Para constar, cosigne-se que o processo não foi devidamente informado pela autoridade fiscal conforme preceitua o inciso II do § 1° do art. 5° da Portaria SEF n° 213/95.

02 - LEGISLAÇÃO APLICÁVEL

Portaria SEF n° 213, de 6 de março de 1995, art. 6°, V, a.

03 - FUNDAMENTAÇÃO E RESPOSTA

3.1 - Descabimento da consulta:

A presente não pode ser recebida como consulta nos estritos termos da Portaria SEF n° 213/95 que disciplina esse instituto. De fato, estabelece o art. 6°, inciso V, alínea a, do referido diploma normativo que "não será recebida e analisada consulta que verse sobre matéria que tenha motivado a lavratura de notificação contra a consulente". É precisamente esse o caso vertente: a matéria da consulta é a imposição de ofício de multa administrativa por infração à legislação tributária.

O instituto da consulta tem por objetivo a interpretação ou aplicação de dispositivos da legislação tributária sobre os quais o contribuinte tenha dúvidas. Isto quer dizer que a consulta tem por objeto o adimplemento voluntário da obrigação tributária, principal ou acessória, pelo sujeito passivo. Diz o art. 113, § 1° do CTN que a obrigação tributária principal "tem por objeto o pagamento de tributo ou penalidade pecuniária" e a obrigação acessória (§ 2°) "tem por objeto as prestações, positivas ou negativas, nela previstas no interesse da arrecadação ou da fiscalização do tributo". Seu sujeito passivo "é a pessoa obrigada às prestações que constituam o seu objeto"(art. 122).

A consulta fiscal refere-se ao comportamento do contribuinte: o correto cumprimento das obrigações tributárias principal e acessórias. O interessado não consulta sobre como deve dar cumprimento à norma impositiva. Pelo contrário, vale-se do instituto para questionar a multa imposta pelo ato fiscal.

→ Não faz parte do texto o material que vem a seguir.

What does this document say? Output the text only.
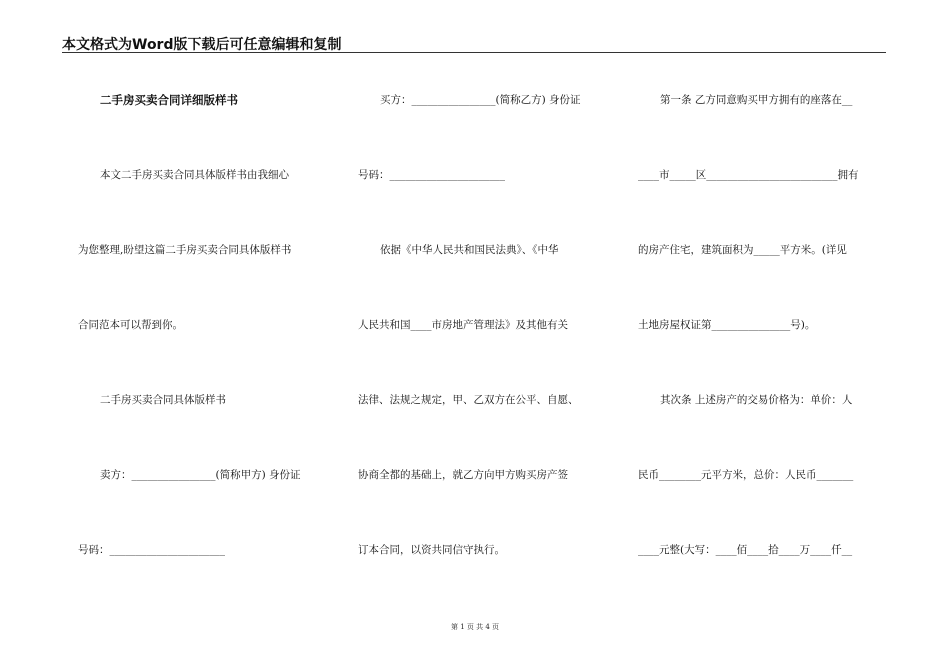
本文格式为Word版下载后可任意编辑和复制
二手房买卖合同详细版样书
本文二手房买卖合同具体版样书由我细心
为您整理,盼望这篇二手房买卖合同具体版样书
合同范本可以帮到你。
二手房买卖合同具体版样书
卖方：________________(简称甲方) 身份证
号码：______________________
买方：________________(简称乙方) 身份证
号码：______________________
依据《中华人民共和国民法典》、《中华
人民共和国____市房地产管理法》及其他有关
法律、法规之规定，甲、乙双方在公平、自愿、
协商全都的基础上，就乙方向甲方购买房产签
订本合同，以资共同信守执行。
第一条 乙方同意购买甲方拥有的座落在__
____市_____区_________________________拥有
的房产住宅，建筑面积为_____平方米。(详见
土地房屋权证第_______________号)。
其次条 上述房产的交易价格为：单价：人
民币________元平方米，总价：人民币_______
____元整(大写：____佰____拾____万____仟__
第 1 页 共 4 页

A constituição do crédito tributário pelo lançamento, a teor do art. 142 do CTN, é privativo da autoridade administrativa e, uma vez regularmente notificado ao sujeito passivo somente pode ser alterado (art. 145) em virtude de impugnação do sujeito passivo, recurso de ofício ou iniciativa de ofício da autoridade administrativa, nos casos previstos no art. 149. O instituto da consulta não se presta para modificar o lançamento tributário.

A lei assegura ao sujeito passivo o direito de discutir o lançamento em todos os seus elementos, inclusive a multa imposta. Para esse fim a Administração Tributária mantém órgãos judicantes administrativos, de juizo monocrático ou colegiado, aos quais o contribuinte deveria ter encaminhado a sua irresignação. O instituto da consulta não se presta para o fim colimado, inclusive porque lhe falta competência para modificar a multa imposta.

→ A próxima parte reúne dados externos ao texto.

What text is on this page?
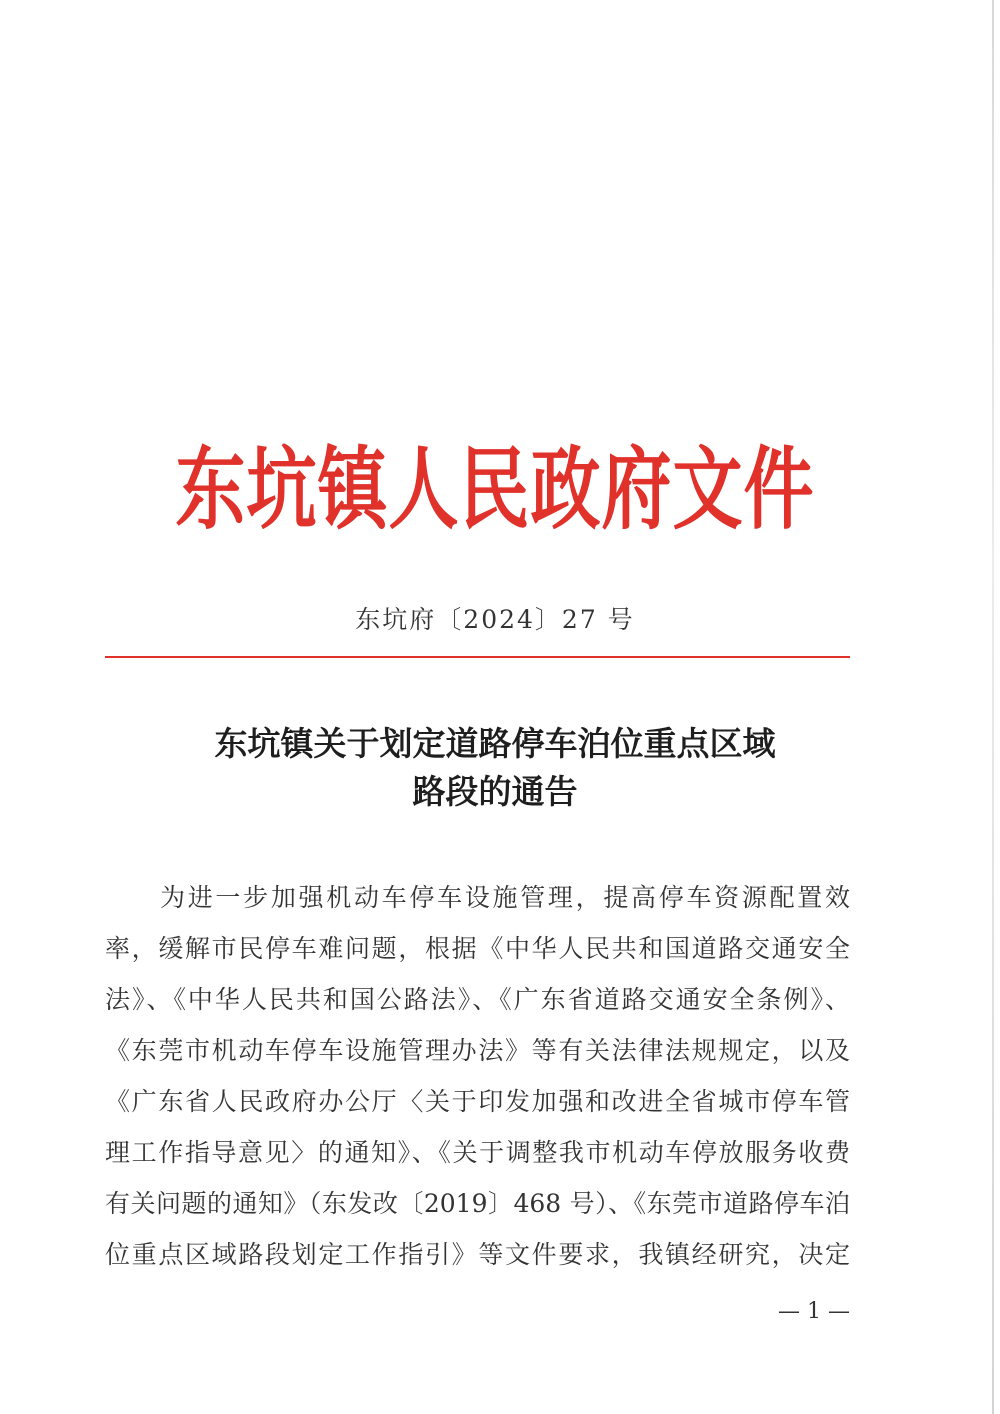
东坑镇人民政府文件
东坑府〔2024〕27 号
东坑镇关于划定道路停车泊位重点区域
路段的通告
为进一步加强机动车停车设施管理，提高停车资源配置效
率，缓解市民停车难问题，根据《中华人民共和国道路交通安全
法》、《中华人民共和国公路法》、《广东省道路交通安全条例》、
《东莞市机动车停车设施管理办法》等有关法律法规规定，以及
《广东省人民政府办公厅〈关于印发加强和改进全省城市停车管
理工作指导意见〉的通知》、《关于调整我市机动车停放服务收费
有关问题的通知》（东发改〔2019〕468 号）、《东莞市道路停车泊
位重点区域路段划定工作指引》等文件要求，我镇经研究，决定
— 1 —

Pelos motivos expostos, a Gerência Regional deveria ter recusado a presente como consulta, sob o fundamento do art. 6°, V, a, da Portaria SEF n° 213/95.

3.2 - Da multa moratória:

Entretanto, apenas para não deixar o questionamento do contribuinte in albis, teceremos algumas considerações sobre a questão proposta, ficando bem claro que não se trata de resposta à consulta e, portanto, não produz os efeitos próprios ao instituto.

Um dos fundamentos da irresignação do sujeito passivo é a limitação às multas de caráter moratório imposta pelo Código de Defesa do Consumidor. Assim, deveremos examinar sucessivamente a) se as multas administrativas tem caráter moratório ou não; b) se os preceitos do Código de Defesa do Consumidor são aplicáveis à matéria tributária ou não.

Vetusta jurisprudência do Supremo Tribunal Federal, de que é paradigma o Recurso Extraordinário 79.625, julgado em 14 de agosto de 1975 pelo Tribunal Pleno, sendo Relator o Ministro Cordeiro Guerra, entende que, a partir do Código Tributário Nacional, não há como distinguir entre  multas moratórias e punitivas. Acrescenta o venerável aresto que para indenização da mora são previstos juros e correção monetária.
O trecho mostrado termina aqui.